La Main de Dieu nous fait ainsi passer du rires au larmes, des pincements au cœur aux estomacs serrés, du divertissement (au sens noble du terme) à la beauté contemplative, sans que ce ne soit jamais bancal. Il est porté par une vitalité où tout se mélange, les joies et les peines, les bonheurs et les malheurs. Le film court à toute à allure, en maintenant son souffle, inspiré et inspirant, expiant les traumas et respirant la dolce vita.

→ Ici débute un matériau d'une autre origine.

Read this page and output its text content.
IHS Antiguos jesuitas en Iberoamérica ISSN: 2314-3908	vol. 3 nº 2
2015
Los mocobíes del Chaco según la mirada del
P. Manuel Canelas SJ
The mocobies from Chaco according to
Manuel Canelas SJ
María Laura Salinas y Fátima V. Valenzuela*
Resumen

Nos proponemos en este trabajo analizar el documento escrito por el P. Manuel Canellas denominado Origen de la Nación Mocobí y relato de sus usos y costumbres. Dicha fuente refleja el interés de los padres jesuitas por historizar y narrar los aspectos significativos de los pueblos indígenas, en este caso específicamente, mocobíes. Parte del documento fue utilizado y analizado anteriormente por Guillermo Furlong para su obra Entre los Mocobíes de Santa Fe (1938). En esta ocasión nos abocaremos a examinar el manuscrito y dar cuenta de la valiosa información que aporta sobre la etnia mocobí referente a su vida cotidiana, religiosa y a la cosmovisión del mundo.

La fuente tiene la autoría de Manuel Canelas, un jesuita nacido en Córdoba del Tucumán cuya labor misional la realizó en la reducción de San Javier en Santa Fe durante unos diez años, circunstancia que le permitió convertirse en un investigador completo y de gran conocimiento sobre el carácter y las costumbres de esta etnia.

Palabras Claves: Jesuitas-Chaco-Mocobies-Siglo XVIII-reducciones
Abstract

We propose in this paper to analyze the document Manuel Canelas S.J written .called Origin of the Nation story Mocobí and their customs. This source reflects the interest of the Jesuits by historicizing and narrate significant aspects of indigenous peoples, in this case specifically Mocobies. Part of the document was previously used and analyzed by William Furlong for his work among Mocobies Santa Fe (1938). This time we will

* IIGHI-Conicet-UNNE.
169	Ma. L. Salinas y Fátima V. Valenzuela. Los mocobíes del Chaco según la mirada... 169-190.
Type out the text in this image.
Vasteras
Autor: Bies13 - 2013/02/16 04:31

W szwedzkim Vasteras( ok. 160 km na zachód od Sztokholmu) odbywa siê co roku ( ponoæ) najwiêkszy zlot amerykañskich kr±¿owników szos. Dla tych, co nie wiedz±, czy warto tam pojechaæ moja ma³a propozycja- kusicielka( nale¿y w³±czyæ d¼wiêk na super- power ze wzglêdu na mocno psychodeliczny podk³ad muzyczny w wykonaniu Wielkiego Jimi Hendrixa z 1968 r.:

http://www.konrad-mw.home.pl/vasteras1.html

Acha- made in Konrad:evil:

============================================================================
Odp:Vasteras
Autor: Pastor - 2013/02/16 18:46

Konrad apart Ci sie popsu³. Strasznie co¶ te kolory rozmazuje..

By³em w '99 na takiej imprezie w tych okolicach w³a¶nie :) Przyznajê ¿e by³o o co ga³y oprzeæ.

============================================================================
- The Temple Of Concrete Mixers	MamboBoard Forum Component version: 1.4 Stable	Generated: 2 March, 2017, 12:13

A l’image de son personnage principal, incarné par Filippo Scotti, véritable révélation qui parvient à porter sur ses frêles épaules d’ado pas encore fini tout un film démesuré, l’œuvre est intime, fragile et pourtant si dense, si solide. Paolo Sorrentino parvient (enfin?) à fendre l’armure et à se mettre à nu, sans jamais renier son style riche, ample et en perpétuel mouvement (des travellings aux plans fixes). Il offre avec ce film sa Grande Bellezza, soit une œuvre créative visuellement et signifiante dans son texte, à la première personne du singulier (et du pluriel tant le groupe semble l’avoir façonné). La Main de Dieu est un défilé fashion et pas victime de souvenirs de jeunesse dont on admire les lumières, la découpe et les couleurs dans un spectacle grandiloquent. Et qui, au final, nous empoigne, sans effets, par la simple mélancolie qu’il dégage… Voir Naples et survivre.